Mathematical Matchmaking for Jobs in Math
"Listen," a friend once told me. "When I'm reading a textbook and come across one of those big ugly equations, I slam the book shut. I want to skoosh it like a bug."
He had my complete sympathy, which is one reason I'm not a scientist. It's also the reason that you'll seldom read about subjects mathematical in this column.
However, now and then I find something I can understand--such as a recent article in Science magazine describing a situation in which mathematicians may have to do their homework if they want to find work at all.
Few new graduates want to join the ranks of academic mathematicians each year; they are competing for even fewer jobs. However, just as in any field of work, it usually happens that person X wants employment with university A, but university A would prefer to recruit person Y, who really would love to join the staff of university B--and so on through the alphabet. This leads to a certain amount of shilly-shallying in hiring, as everybody stalls while they wait for the decision of their most wanted employer or employee.
Donald Lewis, a mathematician at the University of Michigan, has suggested that his colleagues turn their professional skills toward solving the problem of gridlock in the job market. He wants them to build on a well-studied model known as the stable marriage problem.
To solve this problem, a mathematician must assign an equal number of men and women to mates so that everyone is willing to stay married. The matchmaking doesn't work if any two prefer each other to the partners they've been assigned; the assumption is that they'd leave their mates and ruin the symmetrical pairings. To assure nobody's roving eye is reciprocated, the mathematician must find the overall pairing in which all partners are content.
For starters, all the men and all the women must list possible partners in order of preference. Then the mathematician must select the best algorithm--in effect, a descriptor of action in mathematical language--to assign partners. The algorithm also speeds up the trial-and error aspect of matching; that's vitally important, since with just 10 couples, there are more than 3 million possible matchings. (That's what "Science" said, at least; remember, I'm no mathematician.)
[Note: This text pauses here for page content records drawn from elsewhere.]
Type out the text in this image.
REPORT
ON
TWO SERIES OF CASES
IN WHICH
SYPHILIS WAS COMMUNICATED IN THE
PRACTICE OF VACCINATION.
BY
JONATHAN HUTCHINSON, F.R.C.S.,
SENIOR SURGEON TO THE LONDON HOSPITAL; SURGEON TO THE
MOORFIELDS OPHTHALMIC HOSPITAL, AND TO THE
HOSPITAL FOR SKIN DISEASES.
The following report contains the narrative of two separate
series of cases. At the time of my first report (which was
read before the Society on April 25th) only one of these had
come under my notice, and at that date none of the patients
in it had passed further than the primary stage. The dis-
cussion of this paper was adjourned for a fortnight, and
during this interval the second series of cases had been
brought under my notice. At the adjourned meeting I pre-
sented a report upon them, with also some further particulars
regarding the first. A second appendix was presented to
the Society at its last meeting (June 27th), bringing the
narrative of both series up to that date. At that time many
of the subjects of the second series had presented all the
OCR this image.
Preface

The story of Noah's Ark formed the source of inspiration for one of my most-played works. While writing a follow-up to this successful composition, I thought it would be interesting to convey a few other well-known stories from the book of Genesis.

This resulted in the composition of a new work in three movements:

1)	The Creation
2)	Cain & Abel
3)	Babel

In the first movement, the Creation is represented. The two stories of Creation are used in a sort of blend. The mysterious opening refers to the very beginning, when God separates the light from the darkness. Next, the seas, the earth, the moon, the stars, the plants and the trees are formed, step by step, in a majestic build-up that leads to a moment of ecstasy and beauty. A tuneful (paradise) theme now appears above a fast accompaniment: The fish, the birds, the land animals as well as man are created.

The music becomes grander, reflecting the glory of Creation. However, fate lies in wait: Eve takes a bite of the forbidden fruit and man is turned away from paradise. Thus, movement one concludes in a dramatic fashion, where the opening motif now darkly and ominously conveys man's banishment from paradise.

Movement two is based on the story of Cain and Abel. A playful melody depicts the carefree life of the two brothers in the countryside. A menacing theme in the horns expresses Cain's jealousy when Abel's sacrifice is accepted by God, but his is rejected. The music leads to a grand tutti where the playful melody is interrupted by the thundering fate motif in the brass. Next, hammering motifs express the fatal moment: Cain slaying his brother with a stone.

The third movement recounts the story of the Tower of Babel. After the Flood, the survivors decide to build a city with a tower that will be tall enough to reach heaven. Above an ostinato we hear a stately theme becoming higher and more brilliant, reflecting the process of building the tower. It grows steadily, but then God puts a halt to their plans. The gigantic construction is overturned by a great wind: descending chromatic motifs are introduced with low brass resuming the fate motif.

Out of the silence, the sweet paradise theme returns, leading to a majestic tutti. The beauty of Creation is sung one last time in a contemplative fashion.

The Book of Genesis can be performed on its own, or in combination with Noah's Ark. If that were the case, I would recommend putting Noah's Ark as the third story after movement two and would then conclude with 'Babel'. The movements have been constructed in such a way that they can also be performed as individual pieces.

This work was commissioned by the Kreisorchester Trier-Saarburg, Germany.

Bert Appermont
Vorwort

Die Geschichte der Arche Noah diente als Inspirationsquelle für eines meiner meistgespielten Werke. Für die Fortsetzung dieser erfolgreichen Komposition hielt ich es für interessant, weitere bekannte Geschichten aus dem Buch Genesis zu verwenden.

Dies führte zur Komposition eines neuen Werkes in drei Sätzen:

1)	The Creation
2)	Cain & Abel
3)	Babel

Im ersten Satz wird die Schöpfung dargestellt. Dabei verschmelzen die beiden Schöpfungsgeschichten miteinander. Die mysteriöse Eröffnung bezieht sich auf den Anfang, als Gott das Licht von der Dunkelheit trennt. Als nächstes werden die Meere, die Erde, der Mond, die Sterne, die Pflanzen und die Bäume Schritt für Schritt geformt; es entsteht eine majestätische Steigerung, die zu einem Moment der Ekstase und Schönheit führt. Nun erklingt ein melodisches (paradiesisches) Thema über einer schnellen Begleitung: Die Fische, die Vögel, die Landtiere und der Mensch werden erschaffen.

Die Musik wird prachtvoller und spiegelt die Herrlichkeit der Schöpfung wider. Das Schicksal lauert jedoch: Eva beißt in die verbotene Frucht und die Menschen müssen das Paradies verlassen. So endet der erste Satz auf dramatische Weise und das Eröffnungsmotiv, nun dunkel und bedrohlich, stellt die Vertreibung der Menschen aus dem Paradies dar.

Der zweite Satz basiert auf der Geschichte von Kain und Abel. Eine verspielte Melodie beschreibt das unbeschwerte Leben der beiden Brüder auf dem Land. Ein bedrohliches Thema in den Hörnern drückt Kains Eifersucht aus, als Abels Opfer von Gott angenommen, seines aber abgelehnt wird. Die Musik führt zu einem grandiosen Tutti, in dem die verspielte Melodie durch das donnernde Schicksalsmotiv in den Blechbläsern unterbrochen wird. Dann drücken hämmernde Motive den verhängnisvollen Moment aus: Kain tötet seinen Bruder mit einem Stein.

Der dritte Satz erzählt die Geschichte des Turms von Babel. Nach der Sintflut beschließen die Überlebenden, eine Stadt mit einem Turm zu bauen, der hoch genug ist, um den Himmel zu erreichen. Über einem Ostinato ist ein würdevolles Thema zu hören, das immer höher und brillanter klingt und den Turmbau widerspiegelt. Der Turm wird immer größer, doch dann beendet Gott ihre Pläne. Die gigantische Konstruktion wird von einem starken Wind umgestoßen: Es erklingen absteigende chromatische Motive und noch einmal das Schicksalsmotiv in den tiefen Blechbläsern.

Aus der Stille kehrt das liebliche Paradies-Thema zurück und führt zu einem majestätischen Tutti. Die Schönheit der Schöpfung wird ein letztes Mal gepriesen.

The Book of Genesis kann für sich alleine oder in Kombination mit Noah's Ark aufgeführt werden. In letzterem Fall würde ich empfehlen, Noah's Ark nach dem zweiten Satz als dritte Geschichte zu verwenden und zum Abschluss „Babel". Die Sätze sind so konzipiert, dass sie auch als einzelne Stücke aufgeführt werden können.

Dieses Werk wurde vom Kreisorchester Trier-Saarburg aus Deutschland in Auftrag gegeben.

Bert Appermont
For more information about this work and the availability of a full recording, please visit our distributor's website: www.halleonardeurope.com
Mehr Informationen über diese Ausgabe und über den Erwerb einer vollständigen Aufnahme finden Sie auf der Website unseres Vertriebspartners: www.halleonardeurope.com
One algorithm would have each man (or employer) propose to the woman (or job candidate) at the top of his list. Each woman tentatively accepts the best offer (the one from the man highest on her list) and sends word to the other men not to bother her any more. The woman can break the engagement if a better offer comes along; the man can keep working his way down his list until someone accepts. The result is stable because each man has been rejected by the women higher on his list than the one who accepts him.
This particular algorithm works well enough--it's been used in medical job placement, with hospitals taking the men's roles. But it is, so to speak, sexist. Each man (or employer) ends up with his best possible partner among the stable matches, but that's not true for the women (or job seekers). They'd rather do the proposing.
The challenge facing mathematicians is to come up with a bias-free algorithm, one that favors neither men nor women, employers nor employees. It also must offer the lowest possible amount of dissatisfaction, judged by measuring how far down each person's list the selected partner is.
Then, Lewis believes, the American Mathematical Society should play the role of matchmaker, getting lists from all would-be employees and employers in academic math and applying the best algorithm. Employment assignments would follow, with both job-seeking mathematicians and hiring universities truly putting their money where their math is.